Capítulo 4: segunda expedición al Polleras

Como en la primera ocasión, invitaron a más personas pero algunos fueron desistiendo. Sin embargo, esta vez, los acompañaría Marianito. Se despidieron de sus familiares y de sus amigos más íntimos. Nuevamente el estilo era alpino, sin carpa y con el mínimo de equipo. Marianito llegaría hasta el último refugio para colaborar con el porteo de equipo.

Esta vez fueron más rápido porque ya sabían cómo cruzar los ríos, por dónde pasar escalando. Iban dejando comida en los lugares a los que volverían. La envolvían en nylon y la enterraban. Finalmente llega el día de entrar a la quebrada, se despiden de Marianito y cruzan el Río Plomo.

En el campamento base se dan cuenta que el calentador no funcionaba. Era prestado, se los habían recomendado. Ya sin ese elemento no iban a poder derretir nieve para hidratarse ni preparar la comida que llevaban. Otra vez ahí. Era como que algo nos tiraba para atrás. Entonces nos sentamos en una repisa de hielo antes de cruzar una grieta. Y mirábamos para arriba y para abajo. Todo decía que había que regresar. Luego de una charla que solo ellos recordarán, se abrazan, emocionados, y se dicen “para arriba”.

No sabían si iban a poder alimentarse ni cuánto tiempo les iba a demandar el ascenso. Pero empezaron a hacer lo que sabían: escalar. Esa noche separaron lo que era comestible -como las semillas- que contienen los alimentos liofilizados y descartaron lo que demandaba cocción. Para hidratarse ponían nieve en sus botellas y trataban de derretirla con el calor de sus cuerpos. Los días siguientes fueron escalar y escalar. Encordados pero también libres porque el tiempo apremiaba. Durante las noches se hacían repisas en el hielo y se metían en sus bolsas de dormir, sentados, incómodos, débiles. Ya se empezaba a sufrir la deshidratación. Me acuerdo que se me mojaron las manos cuando íbamos escalando y empecé a sentir hormigueo en los dedos. Pero no hacía mucho frío, era la deshidratación. Después reconocerá que tuvo congelación de primer grado en los diez dedos de las manos.

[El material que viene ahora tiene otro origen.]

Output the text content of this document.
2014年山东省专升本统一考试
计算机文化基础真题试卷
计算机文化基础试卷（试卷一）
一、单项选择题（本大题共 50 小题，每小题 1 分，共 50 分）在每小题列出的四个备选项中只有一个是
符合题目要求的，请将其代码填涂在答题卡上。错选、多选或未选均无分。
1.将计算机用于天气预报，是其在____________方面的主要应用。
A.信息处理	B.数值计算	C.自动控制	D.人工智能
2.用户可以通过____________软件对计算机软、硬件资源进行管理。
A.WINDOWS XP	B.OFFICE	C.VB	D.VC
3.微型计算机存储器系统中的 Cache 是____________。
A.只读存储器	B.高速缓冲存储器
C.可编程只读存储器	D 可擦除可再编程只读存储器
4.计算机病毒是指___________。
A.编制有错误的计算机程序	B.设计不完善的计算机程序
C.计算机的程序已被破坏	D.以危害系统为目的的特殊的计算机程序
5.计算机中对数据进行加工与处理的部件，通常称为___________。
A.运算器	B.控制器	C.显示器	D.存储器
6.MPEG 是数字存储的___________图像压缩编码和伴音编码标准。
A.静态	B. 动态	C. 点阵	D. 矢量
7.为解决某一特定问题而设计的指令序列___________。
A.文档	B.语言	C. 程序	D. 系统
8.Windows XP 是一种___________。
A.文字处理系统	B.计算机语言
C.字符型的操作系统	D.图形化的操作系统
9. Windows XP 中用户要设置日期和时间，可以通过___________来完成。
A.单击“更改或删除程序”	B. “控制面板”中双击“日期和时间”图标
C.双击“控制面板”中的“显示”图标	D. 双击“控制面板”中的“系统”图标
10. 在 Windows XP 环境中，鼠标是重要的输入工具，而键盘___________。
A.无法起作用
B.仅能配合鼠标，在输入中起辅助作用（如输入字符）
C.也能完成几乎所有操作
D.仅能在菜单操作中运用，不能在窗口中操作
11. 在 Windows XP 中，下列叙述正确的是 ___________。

Les llevó tres campamentos en la nieve. El último, sin notarlo, fue debajo de la cumbre. Al día siguiente alcanzaron la cima del cerro Polleras a 5993 metros de altura transformándose en la quinta expedición en lograr la cumbre y, además, abriendo una ruta mixta de hielo y piedra por el ala este de la montaña. Fue como tocar el cielo con las manos. Era una punta tremenda. No entrábamos los dos. El fideo se sube y Roger deja una foto de ellos dos que retrataba el cierre de la ruta del año anterior. En la cima no encontraron testimonios pero, a unos quince minutos de descenso por el filo, hallan una cartuchera de lona blanca con los libros de cumbre que habían sido ubicados allí para que no se perdieran ante las inclemencias del tiempo. Uno era de 1946 y, el otro, de 1954. En el primero, aparecían los nombres de la segunda expedición: Emiliano Huerta, González y José Parra. Al leer el último nombre, las palabras de la abuela resonaron. Finalmente se encontraba con el personaje que había sido el origen de esta historia. También, estaban los testimonios de Federico Reicherd y los registros de otras dos expediciones que habían ascendido, una mendocina y otra, chilena. Ahí debajo Roger y el Fideo se anotaron en lápiz.

El descenso fue complejo. Querían bajar por la ruta normal pero nunca la encontraron. Estaban al límite de sus fuerzas. El camino que eligieron desembocó en cascadas de hielo. Había que descender en rapel. En la bajada, rápidamente se empezaron a quedar sin tornillos y la cuerda cada vez se hacía más corta. Ya no tenían material para usar. En el último rapel, Roger clava su piqueta y le dice al Fideo que iban a descender desde ahí, abandonando ese equipo. Ya nada importaba. Había que salir de ahí. Sin embargo, el Fideo bajaría, en segundo lugar, y con la piqueta a la cintura. ¡Fue épico!

A pocos metros, encontraron un hilito de agua a punto de congelarse y bebieron, desesperados. Ya eran más de las seis de la tarde y dormir allí era la mejor opción. Sacaron las colchonetas, la bolsa de dormir y se acostaron ahí mismo, arriba de las piedras. Estaban incómodos pero habían logrado la cumbre del Polleras y pronto volverían a casa con la buena nueva.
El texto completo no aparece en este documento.